И только Анна Николаевна, зевая от досады, потянулась за журналом, зашел Богачук, питомец муз.
– О! Анна Николаевна. Я вас искал. Уже всех предупредил. Вы одна остались. Через полчаса всем отделом выступаем. Идем на озеленение! Озеленяем до обеда.
– Хорошо еще, не осеменяем, – вырвалось у Анны Николаевны.
– Почему же, и осеменять будем.
– Вы свое уже отсеменили. Почему не предупредил никто? Я не одета! – дрогнул голос у Анны Николаевны.
– Анна Николаевна, голубушка, на вас такое милое пла-атьице.
– Спасибо. Это милое платьице у меня специально для земляных работ. Надо предупреждать!
– Вчера вечером я всех предупредил. Вас, как всегда, не было на месте. На этом месте, – официально, уже не как поэт, а как прозаик и заместитель Хенкина, ответил Богачук и вышел из комнаты.
– Вот же сволочь! – сказала Анна Николаевна, ища поддержки у Мурлова, но тот не поддержал критику начальства. «Тоже хорош!» – раздраженно подумала Анна Николаевна. Она была абсолютно права: все мужики – сволочи.
«Озеленение» включало в себя сгребание старого мусора и вскапывание газонов, чем занялись мужчины, а «осеменение» – засевание земли семенами. Старую траву на газонах и прошлогодний мусор сожгли – земля покрылась лишаями. Мурлову достался поганый клочок, забитый камнями. Он стал неторопливо ковыряться у забора. С другой стороны подковылял старичок и долго глядел, как Мурлов воюет с камнями.
– Она тут тысячу лет лежала, вас не трогала, и вы бы ее не трогали. Ее вон черви дождевые и те обходят. Лежалую землю грех трогать. Чего, мало перепаханной, что ли?
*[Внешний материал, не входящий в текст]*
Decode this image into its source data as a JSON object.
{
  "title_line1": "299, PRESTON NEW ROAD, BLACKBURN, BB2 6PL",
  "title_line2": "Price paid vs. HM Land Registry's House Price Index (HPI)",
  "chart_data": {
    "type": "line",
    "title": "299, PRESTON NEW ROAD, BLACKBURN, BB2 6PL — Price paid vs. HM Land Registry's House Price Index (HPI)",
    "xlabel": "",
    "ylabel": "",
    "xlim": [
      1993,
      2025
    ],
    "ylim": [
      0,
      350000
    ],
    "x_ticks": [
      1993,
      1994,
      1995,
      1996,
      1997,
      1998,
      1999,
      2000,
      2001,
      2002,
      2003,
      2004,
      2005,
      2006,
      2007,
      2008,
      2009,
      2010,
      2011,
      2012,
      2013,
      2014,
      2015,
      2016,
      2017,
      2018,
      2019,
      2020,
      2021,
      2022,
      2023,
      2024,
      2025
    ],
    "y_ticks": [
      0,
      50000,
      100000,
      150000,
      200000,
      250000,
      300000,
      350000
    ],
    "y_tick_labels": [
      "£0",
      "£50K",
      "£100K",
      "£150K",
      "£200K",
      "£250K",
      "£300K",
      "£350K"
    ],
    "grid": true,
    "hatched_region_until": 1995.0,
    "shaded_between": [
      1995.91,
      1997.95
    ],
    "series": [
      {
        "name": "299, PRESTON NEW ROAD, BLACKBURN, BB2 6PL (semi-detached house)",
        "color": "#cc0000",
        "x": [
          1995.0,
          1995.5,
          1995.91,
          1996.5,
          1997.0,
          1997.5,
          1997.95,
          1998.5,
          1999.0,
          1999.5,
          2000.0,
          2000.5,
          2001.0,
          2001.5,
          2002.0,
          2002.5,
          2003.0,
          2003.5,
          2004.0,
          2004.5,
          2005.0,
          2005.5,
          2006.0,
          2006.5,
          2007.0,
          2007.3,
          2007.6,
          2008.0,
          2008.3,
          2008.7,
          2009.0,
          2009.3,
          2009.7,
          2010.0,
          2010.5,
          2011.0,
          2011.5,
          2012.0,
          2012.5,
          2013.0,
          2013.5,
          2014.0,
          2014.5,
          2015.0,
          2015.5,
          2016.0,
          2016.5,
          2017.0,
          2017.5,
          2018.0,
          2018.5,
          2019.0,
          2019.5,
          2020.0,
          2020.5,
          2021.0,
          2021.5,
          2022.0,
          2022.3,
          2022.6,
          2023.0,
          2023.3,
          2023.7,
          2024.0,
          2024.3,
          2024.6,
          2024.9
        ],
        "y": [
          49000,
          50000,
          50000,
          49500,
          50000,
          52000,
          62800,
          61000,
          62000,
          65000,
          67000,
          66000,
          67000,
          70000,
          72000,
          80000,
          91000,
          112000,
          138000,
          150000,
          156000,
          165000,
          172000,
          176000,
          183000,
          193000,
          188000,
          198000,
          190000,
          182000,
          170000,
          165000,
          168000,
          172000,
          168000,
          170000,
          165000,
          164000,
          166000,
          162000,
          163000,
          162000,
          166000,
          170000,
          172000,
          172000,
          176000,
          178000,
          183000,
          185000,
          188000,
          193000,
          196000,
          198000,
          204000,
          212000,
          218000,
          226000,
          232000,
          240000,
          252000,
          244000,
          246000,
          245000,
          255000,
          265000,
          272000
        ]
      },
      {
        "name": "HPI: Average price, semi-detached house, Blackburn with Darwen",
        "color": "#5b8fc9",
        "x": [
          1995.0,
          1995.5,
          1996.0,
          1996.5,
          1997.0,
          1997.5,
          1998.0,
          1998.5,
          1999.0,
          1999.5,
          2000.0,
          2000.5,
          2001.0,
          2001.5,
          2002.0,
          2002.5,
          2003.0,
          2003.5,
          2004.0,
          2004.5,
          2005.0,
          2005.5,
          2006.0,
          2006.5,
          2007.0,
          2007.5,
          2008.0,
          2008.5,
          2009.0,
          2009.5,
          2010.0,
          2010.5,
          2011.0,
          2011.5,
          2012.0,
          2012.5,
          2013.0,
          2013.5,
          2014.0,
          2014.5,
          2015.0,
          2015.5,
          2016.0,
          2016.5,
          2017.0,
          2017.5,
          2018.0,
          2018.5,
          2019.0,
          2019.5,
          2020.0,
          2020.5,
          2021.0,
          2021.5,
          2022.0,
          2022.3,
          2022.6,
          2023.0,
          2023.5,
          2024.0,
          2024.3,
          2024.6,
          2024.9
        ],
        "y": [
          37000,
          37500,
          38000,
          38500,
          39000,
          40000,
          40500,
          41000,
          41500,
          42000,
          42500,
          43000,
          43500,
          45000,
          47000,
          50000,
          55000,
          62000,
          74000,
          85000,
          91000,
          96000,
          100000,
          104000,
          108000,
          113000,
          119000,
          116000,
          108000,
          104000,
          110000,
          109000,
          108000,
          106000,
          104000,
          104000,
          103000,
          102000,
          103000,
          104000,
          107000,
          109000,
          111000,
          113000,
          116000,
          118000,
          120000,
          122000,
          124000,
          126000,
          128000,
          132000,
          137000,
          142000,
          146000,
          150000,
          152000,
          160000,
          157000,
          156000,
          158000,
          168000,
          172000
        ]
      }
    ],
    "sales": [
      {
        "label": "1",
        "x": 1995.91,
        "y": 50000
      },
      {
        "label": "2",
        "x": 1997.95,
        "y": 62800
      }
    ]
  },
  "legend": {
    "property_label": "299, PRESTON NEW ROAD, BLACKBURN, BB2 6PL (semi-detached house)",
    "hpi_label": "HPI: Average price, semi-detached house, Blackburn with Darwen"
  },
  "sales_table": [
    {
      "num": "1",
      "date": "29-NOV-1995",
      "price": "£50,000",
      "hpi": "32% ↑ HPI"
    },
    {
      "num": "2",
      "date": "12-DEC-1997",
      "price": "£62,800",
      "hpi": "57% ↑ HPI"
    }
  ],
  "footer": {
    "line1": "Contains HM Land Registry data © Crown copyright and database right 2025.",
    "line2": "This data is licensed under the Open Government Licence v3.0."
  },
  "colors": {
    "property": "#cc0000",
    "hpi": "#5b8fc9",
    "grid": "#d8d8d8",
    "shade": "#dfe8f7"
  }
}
Мурлов разогнулся и молча глядел на старика.
– А это еще и дурная земля. Ее, дурную-то землю, лучше не трогать. Это как дурного человека – чего ты в него не сей, все одно бурьян, чертополох взойдет. А ты, мил человек, не воюй с каменьями, как бы всю жизнь не пришлось воевать с ними. Смотри, надсадишь себя, – дедок покряхтел, помялся и ушел, не дождавшись ответа. Да он ему и не нужен был, ответ тот, зачем ему ответ?
Озеленитель Семочкина допытывалась у всех, как судья:
– А ведь правда – земляные работы тяжелые? А ведь правда – с цветочками красиво? А ведь правда – носилки мозоли натирают?
От этих вопросов у Анны Николаевны чесалась голова, и когда Семочкина перемещалась на другой участок, она спрашивала у коллег:
– А ведь правда – Семочкина дура?
А по пути на обед пришлось полянку перейти. Пень торчал, как гнилой зуб. И вся поляна вздулась, как щека. Казалось, она мучается нестерпимой подземной болью. И трава-то на ней росла – не трава, чахлая, блеклая, редкая. А в двадцати метрах, за ручьем, земля неистово выбрасывала из себя кусты, пучки, былинки, стволы, и все никак не могла разродиться. И никто ее специально не засевал, само собой все получалось.